A team of ETH researchers headed by Athina Anastasaki were successful in breaking down plastic into its molecular building blocks and recovering over 90% of them. This is the first step towards genuine plastic recycling.
Polymer production has a long history in the chemical industry. This entails combining small molecular building blocks to form long chains of molecules. All types of everyday plastics, such as polyurethane and PET, are made up of polymers.
While the formation of polymers is well understood and researched, little attention has been paid to how polymer chains are broken down (a process known as depolymerization) to retrieve their individual building blocks — monomers. A major reason is that disintegrating polymers is a complex process. The type of polymer manufacturing process used determines whether a polymer can be broken down into its constituent parts.
Another reason is that current depolymerization processes are energy-intensive, making them economically unviable. This is compounded by the fact that recycled polymers are typically only used in the production of low-value goods.
Breaking Down Polymers is the Goal
Athina Anastasaki, Professor of Polymeric Materials at ETH Zurich, wants to change that. She has set a goal for herself to create polymers that can be effortlessly broken down into their building blocks and completely recycled.

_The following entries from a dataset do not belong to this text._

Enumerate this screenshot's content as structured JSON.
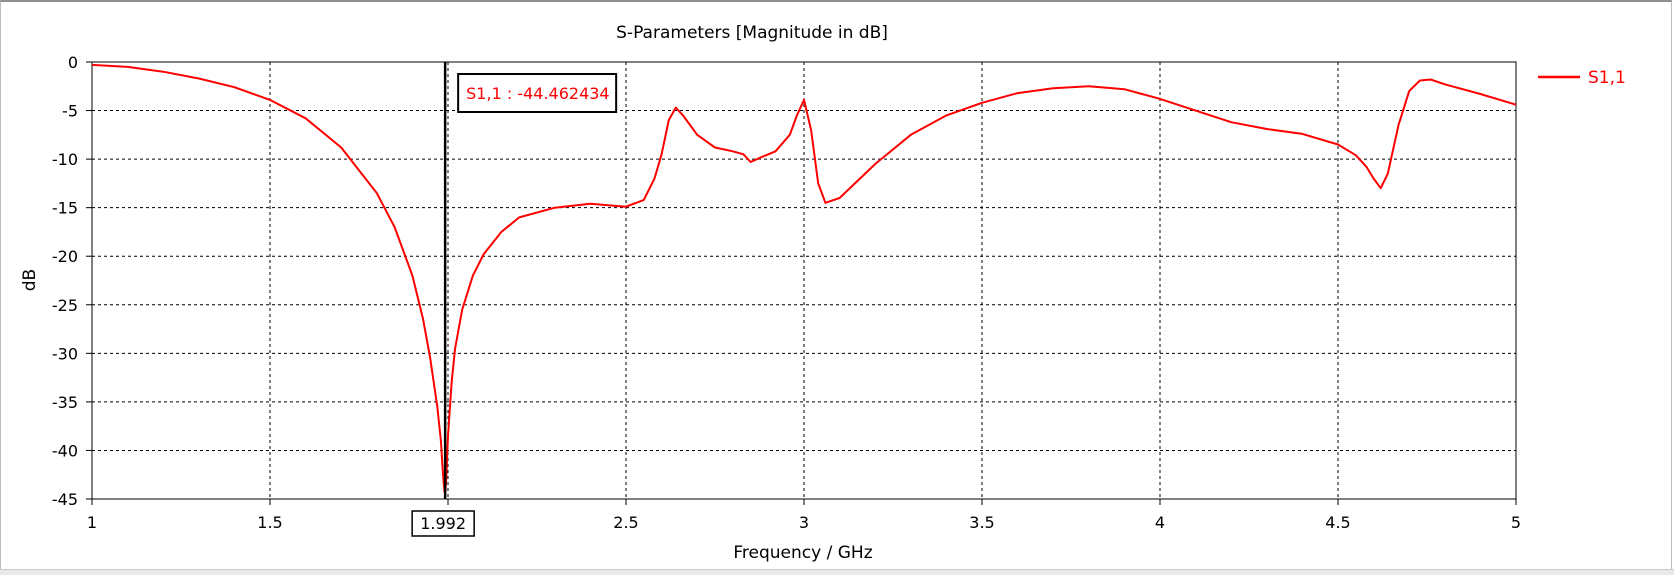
{
  "chart_data": {
    "type": "line",
    "title": "S-Parameters [Magnitude in dB]",
    "xlabel": "Frequency / GHz",
    "ylabel": "dB",
    "xlim": [
      1,
      5
    ],
    "ylim": [
      -45,
      0
    ],
    "xticks": [
      1,
      1.5,
      2,
      2.5,
      3,
      3.5,
      4,
      4.5,
      5
    ],
    "xtick_labels": [
      "1",
      "1.5",
      "2",
      "2.5",
      "3",
      "3.5",
      "4",
      "4.5",
      "5"
    ],
    "yticks": [
      0,
      -5,
      -10,
      -15,
      -20,
      -25,
      -30,
      -35,
      -40,
      -45
    ],
    "ytick_labels": [
      "0",
      "-5",
      "-10",
      "-15",
      "-20",
      "-25",
      "-30",
      "-35",
      "-40",
      "-45"
    ],
    "grid": true,
    "legend": "right",
    "series": [
      {
        "name": "S1,1",
        "color": "#ff0000",
        "x": [
          1.0,
          1.1,
          1.2,
          1.3,
          1.4,
          1.5,
          1.6,
          1.7,
          1.8,
          1.85,
          1.9,
          1.93,
          1.95,
          1.97,
          1.98,
          1.985,
          1.99,
          1.992,
          1.995,
          2.0,
          2.01,
          2.02,
          2.04,
          2.07,
          2.1,
          2.15,
          2.2,
          2.3,
          2.4,
          2.5,
          2.55,
          2.58,
          2.6,
          2.62,
          2.64,
          2.66,
          2.7,
          2.75,
          2.8,
          2.83,
          2.85,
          2.88,
          2.92,
          2.96,
          2.98,
          3.0,
          3.02,
          3.04,
          3.06,
          3.1,
          3.2,
          3.3,
          3.4,
          3.5,
          3.6,
          3.7,
          3.8,
          3.9,
          4.0,
          4.1,
          4.2,
          4.3,
          4.4,
          4.5,
          4.55,
          4.58,
          4.6,
          4.62,
          4.64,
          4.67,
          4.7,
          4.73,
          4.76,
          4.8,
          4.9,
          5.0
        ],
        "y": [
          -0.3,
          -0.5,
          -1.0,
          -1.7,
          -2.6,
          -3.9,
          -5.8,
          -8.8,
          -13.5,
          -17.0,
          -22.0,
          -26.5,
          -30.5,
          -35.5,
          -39.0,
          -42.0,
          -44.2,
          -44.462434,
          -43.0,
          -38.5,
          -33.0,
          -29.5,
          -25.5,
          -22.0,
          -19.8,
          -17.5,
          -16.0,
          -15.0,
          -14.6,
          -14.9,
          -14.2,
          -12.0,
          -9.5,
          -6.0,
          -4.7,
          -5.5,
          -7.5,
          -8.8,
          -9.2,
          -9.5,
          -10.3,
          -9.8,
          -9.2,
          -7.5,
          -5.5,
          -3.9,
          -7.0,
          -12.5,
          -14.5,
          -14.0,
          -10.5,
          -7.5,
          -5.5,
          -4.2,
          -3.2,
          -2.7,
          -2.5,
          -2.8,
          -3.8,
          -5.0,
          -6.2,
          -6.9,
          -7.4,
          -8.5,
          -9.6,
          -10.8,
          -12.0,
          -13.0,
          -11.5,
          -6.5,
          -3.0,
          -1.9,
          -1.8,
          -2.3,
          -3.3,
          -4.4
        ]
      }
    ],
    "marker": {
      "x": 1.992,
      "x_label": "1.992",
      "label": "S1,1 : -44.462434"
    }
  }
}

A first significant step in this direction has been made by the materials scientist. Anastasaki and her co-workers demonstrated that certain polymers can be broken down into their basic building blocks — monomers — and recycled for use in materials for further applications. The study was published in the Journal of the American Chemical Society.

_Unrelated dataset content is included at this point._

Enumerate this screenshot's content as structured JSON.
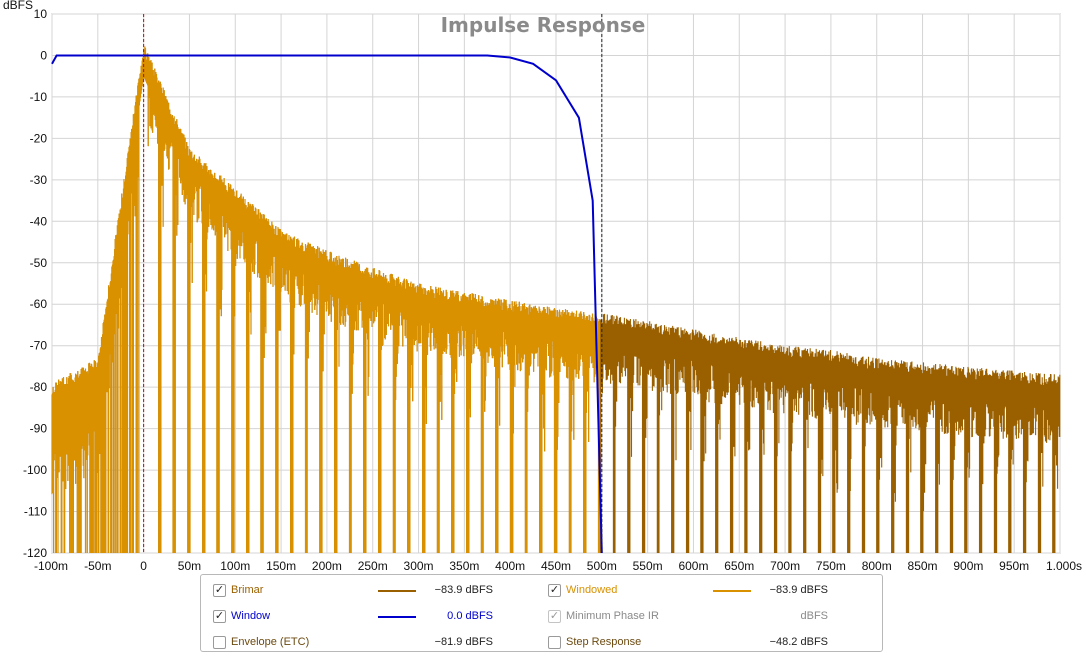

The broken-down polymers were polymethacrylates (e.g., Plexi Glass) that were developed by a specific polymerization technique known as reversible addition-fragmentation chain-transfer polymerization, also called RAFT. Polymer chains of uniform length are produced using this relatively new technique, which is now attracting the industry’s attention.
First Success
Without using a catalyst to enable or accelerate the reaction, ETH Zurich researchers were able to recover up to 92% of the building blocks of polymethacrylates.
Our method could conceivably be developed even further to involve the use of a catalyst. This could increase the amount recovered even more.

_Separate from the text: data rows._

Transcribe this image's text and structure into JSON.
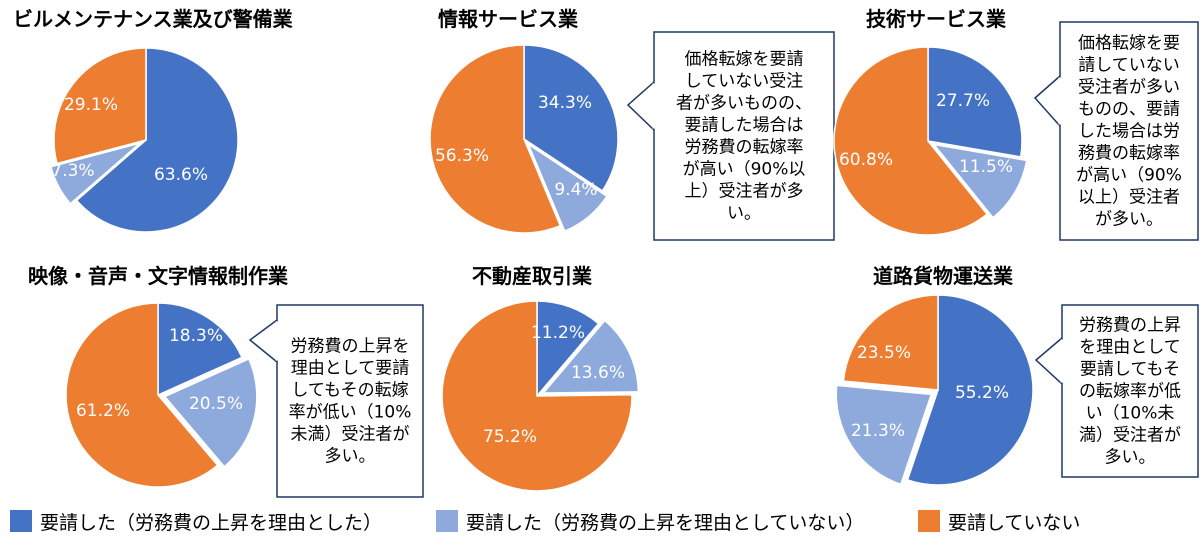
{
  "colors": {
    "requested_labor": "#4472C4",
    "requested_other": "#8EA9DB",
    "not_requested": "#ED7D31",
    "callout_border": "#1F3864"
  },
  "legend": {
    "items": [
      {
        "label": "要請した（労務費の上昇を理由とした）",
        "color": "#4472C4"
      },
      {
        "label": "要請した（労務費の上昇を理由としていない）",
        "color": "#8EA9DB"
      },
      {
        "label": "要請していない",
        "color": "#ED7D31"
      }
    ]
  },
  "chart_data": [
    {
      "type": "pie",
      "title": "ビルメンテナンス業及び警備業",
      "categories": [
        "要請した（労務費の上昇を理由とした）",
        "要請した（労務費の上昇を理由としていない）",
        "要請していない"
      ],
      "values": [
        63.6,
        7.3,
        29.1
      ],
      "labels": [
        "63.6%",
        "7.3%",
        "29.1%"
      ],
      "callout": ""
    },
    {
      "type": "pie",
      "title": "情報サービス業",
      "categories": [
        "要請した（労務費の上昇を理由とした）",
        "要請した（労務費の上昇を理由としていない）",
        "要請していない"
      ],
      "values": [
        34.3,
        9.4,
        56.3
      ],
      "labels": [
        "34.3%",
        "9.4%",
        "56.3%"
      ],
      "callout": [
        "価格転嫁を要請",
        "していない受注",
        "者が多いものの、",
        "要請した場合は",
        "労務費の転嫁率",
        "が高い（90%以",
        "上）受注者が多",
        "い。"
      ]
    },
    {
      "type": "pie",
      "title": "技術サービス業",
      "categories": [
        "要請した（労務費の上昇を理由とした）",
        "要請した（労務費の上昇を理由としていない）",
        "要請していない"
      ],
      "values": [
        27.7,
        11.5,
        60.8
      ],
      "labels": [
        "27.7%",
        "11.5%",
        "60.8%"
      ],
      "callout": [
        "価格転嫁を要",
        "請していない",
        "受注者が多い",
        "ものの、要請",
        "した場合は労",
        "務費の転嫁率",
        "が高い（90%",
        "以上）受注者",
        "が多い。"
      ]
    },
    {
      "type": "pie",
      "title": "映像・音声・文字情報制作業",
      "categories": [
        "要請した（労務費の上昇を理由とした）",
        "要請した（労務費の上昇を理由としていない）",
        "要請していない"
      ],
      "values": [
        18.3,
        20.5,
        61.2
      ],
      "labels": [
        "18.3%",
        "20.5%",
        "61.2%"
      ],
      "callout": [
        "労務費の上昇を",
        "理由として要請",
        "してもその転嫁",
        "率が低い（10%",
        "未満）受注者が",
        "多い。"
      ]
    },
    {
      "type": "pie",
      "title": "不動産取引業",
      "categories": [
        "要請した（労務費の上昇を理由とした）",
        "要請した（労務費の上昇を理由としていない）",
        "要請していない"
      ],
      "values": [
        11.2,
        13.6,
        75.2
      ],
      "labels": [
        "11.2%",
        "13.6%",
        "75.2%"
      ],
      "callout": ""
    },
    {
      "type": "pie",
      "title": "道路貨物運送業",
      "categories": [
        "要請した（労務費の上昇を理由とした）",
        "要請した（労務費の上昇を理由としていない）",
        "要請していない"
      ],
      "values": [
        55.2,
        21.3,
        23.5
      ],
      "labels": [
        "55.2%",
        "21.3%",
        "23.5%"
      ],
      "callout": [
        "労務費の上昇",
        "を理由として",
        "要請してもそ",
        "の転嫁率が低",
        "い（10%未",
        "満）受注者が",
        "多い。"
      ]
    }
  ]
}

Athina Anastasaki, Professor, Polymeric Materials, ETH Zurich
The chemical group at the end of a polymer chain is critical for its breakdown. The researchers created “radicals” at the end of a polymethacrylate chain by heating the polymer solvent mixture to 120 °C, which induced the depolymerization. The results were mathematically confirmed by scientists at the Australian National University in Canberra.
Producing the Same or a Different Product
The building blocks retrieved this way, according to Anastasaki, can be used to make the same polymer or an entirely different product — an insoluble hydrogel that can be broken down into its monomers. The quality of the newly created products is comparable to that of the earlier ones. This is in contrast to earlier recycled polymer-based products.
However, there is indeed a catch.
Products made with RAFT polymerization are more expensive than conventional polymers.
Athina Anastasaki, Professor, Polymeric Materials, ETH Zurich
To address this shortcoming, she and her colleagues are already working to expand the technique for large-scale applications, making it more competitive and the resulting products less expensive. The researchers also want to increase the amount obtained and recover all of a polymer’s building blocks.
Other polymers that can be depolymerized are also being investigated by the materials scientist. Anastasaki is specifically interested in polystyrene, a common, low-cost plastic used in different areas of day-to-day life (Styrofoam).
Method Will Not Resolve the Plastics Problem Short Term
Even if this new approach offers hope for solving humanity’s plastic waste problem, Anastasaki brushes aside the idea for the time being. The problem does not have a quick fix. Anastasaki states, “It will take a lot of time and research before the process is established in the chemical industry.”
The method will not get rid of plastic waste either, as today’s polymers cannot be broken down in this manner. Before their building blocks can be recovered, some new, suitable polymers must be introduced into circulation. However, the method has one advantage — it does not necessitate the establishment of new chemical plants for its implementation and use.
We are only at the beginning of our research into depolymerization. There are over 30,000 studies on developing new polymerization strategies, with only a handful of them addressing the subject of monomer recovery.
Athina Anastasaki, Professor, Polymeric Materials, ETH Zurich
Journal Reference:
Wang, H. S., et al. (2022) Reversing RAFT Polymerization: Near-Quantitative Monomer Generation Via a Catalyst-Free Depolymerization Approach. Journal of the American Chemical Society. doi.org/10.1021/jacs.2c00963.